Serums are only meant to be used on the midshaft and ends to add shine, very light conditioning, and over time (not immidately), the user may notice fewer flyaways due to better moisture retention in the hair. Serums are not meant to be used in place of hairsprays, humidity blockers, or conditioners. Not even leave-in conditioners. Serums are a finishing product only, so I can't imagine why anyone would suffer from scalp lesions using glycerin. Besides, glycerin is a humectant and attracts moisture. and it is found naturally in soaps and no one's skin burns from it unless they are allergic. Try bottling your product in one of those pump dispensers that only dispense one drop at a time. 1-2 drops of serum is enough for a full head of hair. Make sure it's melted in your palms before rubbing it into your hair. Apply to ends first, midshaft second in a downward motion, and use it on the top layers near your hairline and part last so you don't oversaturate and cause greasiness.


----------



## Aspiringdakini (Mar 23, 2013)

Thank you!!!! What a wonderfully thorough reply. I really appreciate your help. I have already bought the bottles I will be using. I couldnt find and like the type you mentioned but they are a flip top lid with a tiny hole and on the directions I will  clearly state to only use a dime sized amount will explain in detail about applying to the ends first and why etc. It makes my hair so shiny and soft! I am so happy it is going to work out. Thanks again so much for your help! Your advice will certainly be used. xoxo


----------



## Earthchild (Mar 26, 2013)

Aroma Zone carries Dimethicone, I believe they're in France?  Your glycerin will separate out of your oils, and defeats the purpose of a hair serum. A serum is designed to seal the cuticle and make hair smooth. Glycerin draws moisture to the hair and creates frizz in curly/wavy hair types. Go with just oils, or much better would be a combination of cyclomethicone and dimethicone with 10% or less oils. Hth!


----------



## melstan775 (Mar 26, 2013)

Earthchild said:


> Aroma Zone carries Dimethicone, I believe they're in France?  Your glycerin will separate out of your oils, and defeats the purpose of a hair serum. A serum is designed to seal the cuticle and make hair smooth. Glycerin draws moisture to the hair and creates frizz in curly/wavy hair types. Go with just oils, or much better would be a combination of cyclomethicone and dimethicone with 10% or less oils. Hth!

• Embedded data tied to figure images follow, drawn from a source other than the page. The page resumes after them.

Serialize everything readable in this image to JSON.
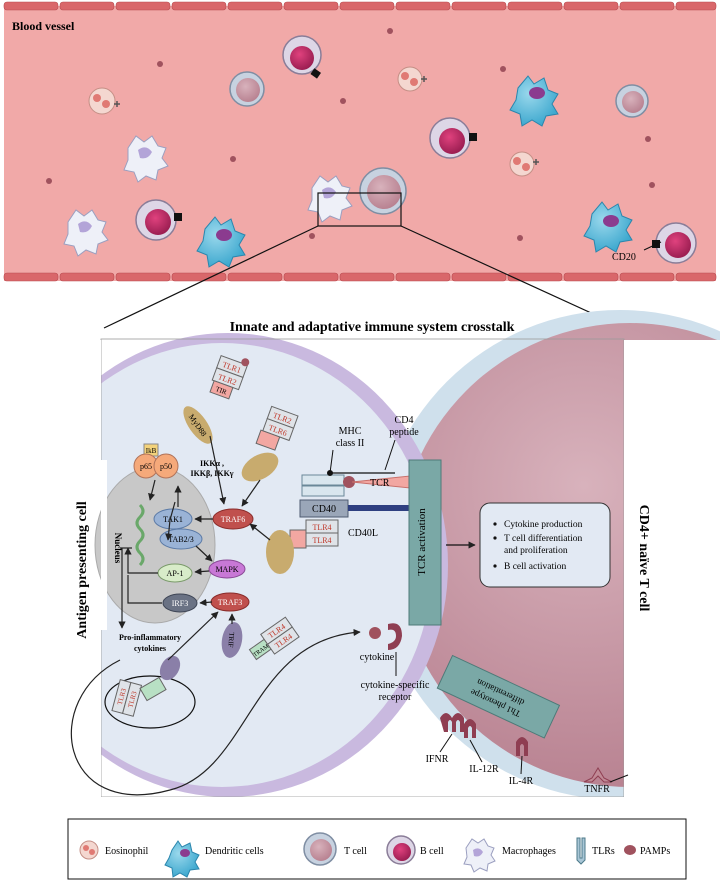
{
  "vessel": {
    "title": "Blood vessel",
    "cd20_label": "CD20"
  },
  "crosstalk": {
    "title": "Innate and adaptative immune system crosstalk",
    "apc_label": "Antigen presenting cell",
    "tcell_label": "CD4+ naïve T cell",
    "nucleus_label": "Nucleus",
    "receptors": {
      "tlr1": "TLR1",
      "tlr2": "TLR2",
      "tlr2b": "TLR2",
      "tlr6": "TLR6",
      "tlr4a": "TLR4",
      "tlr4b": "TLR4",
      "tlr4c": "TLR4",
      "tlr4d": "TLR4",
      "tlr3a": "TLR3",
      "tlr3b": "TLR3"
    },
    "adaptors": {
      "tir": "TIR",
      "myd88": "MyD88",
      "tram": "TRAM",
      "trif": "TRIF"
    },
    "signaling": {
      "ikb": "IkB",
      "p65": "p65",
      "p50": "p50",
      "ikk_1": "IKKα ,",
      "ikk_2": "IKKβ, IKKγ",
      "tak1": "TAK1",
      "tab23": "TAB2/3",
      "traf6": "TRAF6",
      "mapk": "MAPK",
      "ap1": "AP-1",
      "irf3": "IRF3",
      "traf3": "TRAF3",
      "proinflammatory_1": "Pro-inflammatory",
      "proinflammatory_2": "cytokines"
    },
    "synapse": {
      "mhc_1": "MHC",
      "mhc_2": "class II",
      "cd4": "CD4",
      "peptide": "peptide",
      "tcr": "TCR",
      "cd40": "CD40",
      "cd40l": "CD40L",
      "tcr_activation": "TCR activation",
      "cytokine": "cytokine",
      "receptor_1": "cytokine-specific",
      "receptor_2": "receptor"
    },
    "outcomes": [
      "Cytokine production",
      "T cell differentiation",
      "and proliferation",
      "B cell activation"
    ],
    "th1": {
      "line1": "Th1 phenotype",
      "line2": "differentiation"
    },
    "cytokine_receptors": {
      "ifnr": "IFNR",
      "il12r": "IL-12R",
      "il4r": "IL-4R",
      "tnfr": "TNFR"
    }
  },
  "legend": {
    "eosinophil": "Eosinophil",
    "dendritic": "Dendritic cells",
    "tcell": "T cell",
    "bcell": "B cell",
    "macrophages": "Macrophages",
    "tlrs": "TLRs",
    "pamps": "PAMPs"
  },
  "colors": {
    "vessel_fill": "#f1a9a8",
    "vessel_wall": "#d9676a",
    "apc_fill": "#e2e9f3",
    "apc_membrane": "#c9b9df",
    "tcell_fill": "#c8929f",
    "tcell_membrane": "#cfe0ec",
    "teal": "#7aa8a6",
    "traf_red": "#c0504d",
    "tlr_red": "#c0392b",
    "tir_pink": "#f2a7a2",
    "tan": "#c8ab6e"
  }
}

You bring up some good points.  I suggested silicons too, I didn't think of the seperation issue. Is there an emulsifier she can use if she can get her hands on one? I believe she said she can't use dimethicone because it's not on the safe substances list, not because she can't find it.


----------



## Earthchild (Mar 26, 2013)

melstan775 said:


> You bring up some good points.  I suggested silicons too, I didn't think of the seperation issue. Is there an emulsifier she can use if she can get her hands on one? I believe she said she can't use dimethicone because it's not on the safe substances list, not because she can't find it.



Ah, I didn't catch that. I was thinking availability. In this case I would go for just the light oils and leave out the glycerin completely. Op could make a hair cream/lotion with water, glycerin, oil, preservative, etc. But then it's getting complex and the purpose of the product is getting lost. I would do FCO, almond oil, coconut oil, and a titch of broccoli oil for shine (seriously a titch because that stuff can stink!).


----------



## thefarmerdaughter (Mar 27, 2013)

I'm not a hair expert. But the op comment about glycerin causing damage to hair in an arid environment, reminded me of something I read on The Sage blog. They stated glycerin is indiscriminate about where it draws it's moisture from.  So if there isn't any humidity, the glycerin may draw moisture out of the hair or skin. My hair is medium length thick and wavy. I've been using a combo of 76 Coconut, olive oil vit E. it makes a simi-solid mixture. I use a tiny dab on my ends only. I realize it's heavy and wouldn't work for all hair types. But I'm thrilled with it.


----------



## Aspiringdakini (Mar 27, 2013)

I have decided to go with a leave in conditioner instead of a serum. Reason being, I mixed up some oils with glycerine and everything you said was absolutely correct. It separated AND drew moisture to my hair.  I put it on my hair a couple of days ago and my hair is still wet feeling!!! Keep in mind I live in a very damp country but this was not the result I was going for. I want a product that I can sell but also use for myself and like it so it must be good! I use bleach on my hair so it is quite dry plus even without bleach, my hair tends to be frizzy. So I am just going to experiment a little until I find the right combination. I found a recipe for a leave in conditioner for very dry hair. It is whipped Olive oil, glycerine, vitamin E oil, coconut oil and shea butter. Do you think with the butters and hard oils that the glycerine will still separate once it has been whipped and cooled down? If so, do you have any suggestions of what I could do with the glycerine as in another product all together? One of you mentioned a preservative, what kind of preservative would I use in a mixture like this? Would Glycerine work as a preservative? 


Thanks for all of your helpful replies!!!


----------